Canada has pledged to welcome more than 1.3 million new immigrants under its Immigration Levels Plan 2022-24.
Under the new plan, Canada will aim to welcome 431,645 permanent residents in 2022, followed by 447,055 immigrants in 2023 and 451,000 permanent residents in 2024.
The 431,645 immigrants targeted for this year exceeds the initial plan to welcome 411,000 new permanent residents outlined in the Immigration Levels Plan 2021-23.
As part of the new Immigration Levels Plan, Canada will welcome 1,329,700 new permanent residents in total over the next three years.
Sean Fraser, Canada’s Immigration Minister, explained that the Immigration Levels Plan 2022-24 is a balance of Canada’s national and international obligations.
He said the new plan focuses on attracting skilled workers who will aid labour shortage and contribute to Canada’s economy, recognising the importance of family reunification in the country, and helping the most vulnerable populations through refugee resettlement.
He also insisted on supporting Canada’s economic resurgence through better retention of new immigrants in regions that face economic, labour and demographic challenges.

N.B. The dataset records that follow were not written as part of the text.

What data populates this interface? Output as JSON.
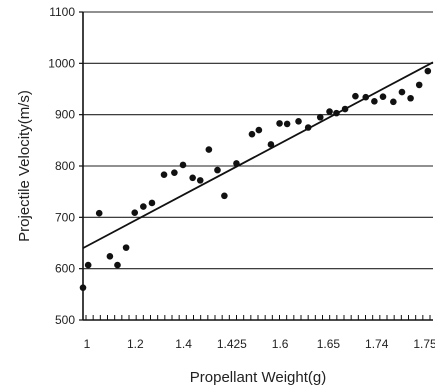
{
  "chart_data": {
    "type": "scatter",
    "title": "",
    "xlabel": "Propellant Weight(g)",
    "ylabel": "Projectile Velocity(m/s)",
    "x_tick_labels": [
      "1",
      "1.2",
      "1.4",
      "1.425",
      "1.6",
      "1.65",
      "1.74",
      "1.75"
    ],
    "y_ticks": [
      500,
      600,
      700,
      800,
      900,
      1000,
      1100
    ],
    "ylim": [
      500,
      1100
    ],
    "grid": "horizontal",
    "legend": "none",
    "points": [
      {
        "x": 1.0,
        "y": 563
      },
      {
        "x": 1.015,
        "y": 607
      },
      {
        "x": 1.047,
        "y": 708
      },
      {
        "x": 1.078,
        "y": 624
      },
      {
        "x": 1.1,
        "y": 607
      },
      {
        "x": 1.125,
        "y": 641
      },
      {
        "x": 1.15,
        "y": 709
      },
      {
        "x": 1.175,
        "y": 721
      },
      {
        "x": 1.2,
        "y": 728
      },
      {
        "x": 1.235,
        "y": 783
      },
      {
        "x": 1.265,
        "y": 787
      },
      {
        "x": 1.29,
        "y": 802
      },
      {
        "x": 1.318,
        "y": 777
      },
      {
        "x": 1.34,
        "y": 772
      },
      {
        "x": 1.365,
        "y": 832
      },
      {
        "x": 1.39,
        "y": 792
      },
      {
        "x": 1.41,
        "y": 742
      },
      {
        "x": 1.445,
        "y": 805
      },
      {
        "x": 1.49,
        "y": 862
      },
      {
        "x": 1.51,
        "y": 870
      },
      {
        "x": 1.545,
        "y": 842
      },
      {
        "x": 1.57,
        "y": 883
      },
      {
        "x": 1.592,
        "y": 882
      },
      {
        "x": 1.625,
        "y": 887
      },
      {
        "x": 1.653,
        "y": 875
      },
      {
        "x": 1.688,
        "y": 895
      },
      {
        "x": 1.715,
        "y": 906
      },
      {
        "x": 1.735,
        "y": 903
      },
      {
        "x": 1.76,
        "y": 911
      },
      {
        "x": 1.79,
        "y": 936
      },
      {
        "x": 1.82,
        "y": 934
      },
      {
        "x": 1.845,
        "y": 926
      },
      {
        "x": 1.87,
        "y": 935
      },
      {
        "x": 1.9,
        "y": 925
      },
      {
        "x": 1.925,
        "y": 944
      },
      {
        "x": 1.95,
        "y": 932
      },
      {
        "x": 1.975,
        "y": 958
      },
      {
        "x": 2.0,
        "y": 985
      }
    ],
    "fit_line": {
      "x": [
        1.0,
        2.015
      ],
      "y": [
        640,
        1002
      ]
    },
    "x_domain": [
      1.0,
      2.015
    ]
  }
}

In 2022, around 56 per cent of all new immigrants will arrive through Canada’s economic class pathways such as Express Entry, Provincial Nominee Programs (PNPs) and the Temporary to Permanent Residence (TE2PR) stream.

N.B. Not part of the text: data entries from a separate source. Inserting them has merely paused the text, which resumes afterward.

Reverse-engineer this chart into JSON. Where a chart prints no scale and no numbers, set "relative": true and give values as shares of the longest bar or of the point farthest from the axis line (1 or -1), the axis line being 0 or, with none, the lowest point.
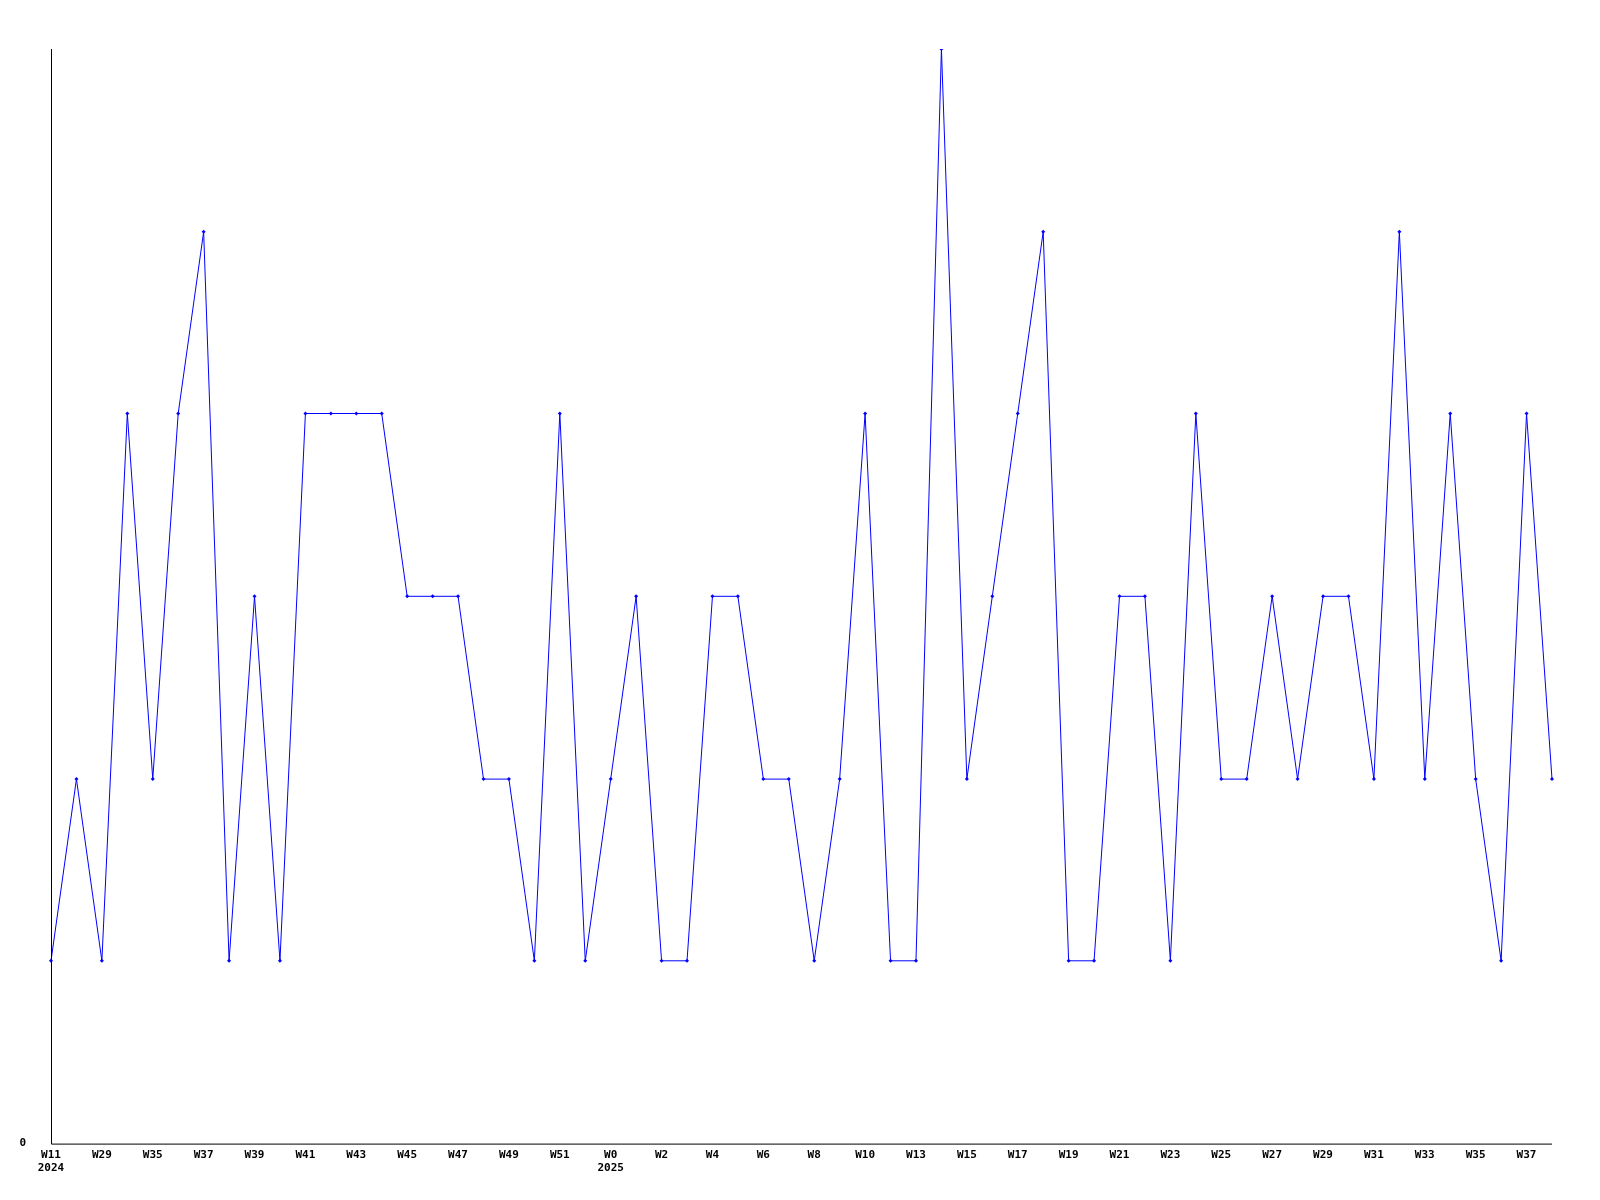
{
  "chart_data": {
    "type": "line",
    "relative": true,
    "grid": false,
    "legend": false,
    "marker": "diamond",
    "line_style": "solid",
    "categories": [
      "W11\n2024",
      null,
      "W29",
      null,
      "W35",
      null,
      "W37",
      null,
      "W39",
      null,
      "W41",
      null,
      "W43",
      null,
      "W45",
      null,
      "W47",
      null,
      "W49",
      null,
      "W51",
      null,
      "W0\n2025",
      null,
      "W2",
      null,
      "W4",
      null,
      "W6",
      null,
      "W8",
      null,
      "W10",
      null,
      "W13",
      null,
      "W15",
      null,
      "W17",
      null,
      "W19",
      null,
      "W21",
      null,
      "W23",
      null,
      "W25",
      null,
      "W27",
      null,
      "W29",
      null,
      "W31",
      null,
      "W33",
      null,
      "W35",
      null,
      "W37",
      null
    ],
    "series": [
      {
        "color": "#0000ff",
        "values": [
          0.167,
          0.333,
          0.167,
          0.667,
          0.333,
          0.667,
          0.833,
          0.167,
          0.5,
          0.167,
          0.667,
          0.667,
          0.667,
          0.667,
          0.5,
          0.5,
          0.5,
          0.333,
          0.333,
          0.167,
          0.667,
          0.167,
          0.333,
          0.5,
          0.167,
          0.167,
          0.5,
          0.5,
          0.333,
          0.333,
          0.167,
          0.333,
          0.667,
          0.167,
          0.167,
          1,
          0.333,
          0.5,
          0.667,
          0.833,
          0.167,
          0.167,
          0.5,
          0.5,
          0.167,
          0.667,
          0.333,
          0.333,
          0.5,
          0.333,
          0.5,
          0.5,
          0.333,
          0.833,
          0.333,
          0.667,
          0.333,
          0.167,
          0.667,
          0.333
        ]
      }
    ],
    "annotations": [
      "0"
    ]
  }
}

Moreover, PNPs will be the primary economic class admissions program for new permanent residents in 2022, with Immigration, Refugees and Citizenship Canada (IRCC) looking to welcome 83,400 newcomers via this pathway.
IRCC has halved Express Entry admissions for this year, but will return to regular Express Entry admission levels by 2024, when around 111,500 permanent residents will be admitted to Canada through this pathway.
Until 2015, Canada welcomed around 250,000 new immigrants annually, before announcing a baseline target of 300,000 newcomers in 2016.
Before the pandemic broke out, IRCC was targeting 340,000 immigrants per year. However, immigration fell to below 200,000 in 2020 due to the pandemic.
To make up for lost immigration, the Canadian government transitioned temporary migrants within the country to permanent residence and broke the newcomer record by landing 405,000 new permanent residents in 2021.
62 per cent of all new permanent residents in Canada arrived via economic class pathways such as Express Entry, PNPs and Quebec’s streams.
20 per cent of all newcomers arrived under different family streams, while around 15 per cent were welcomed under refugee and humanitarian programs. The remaining immigrants were categorised under “All Other Immigration.”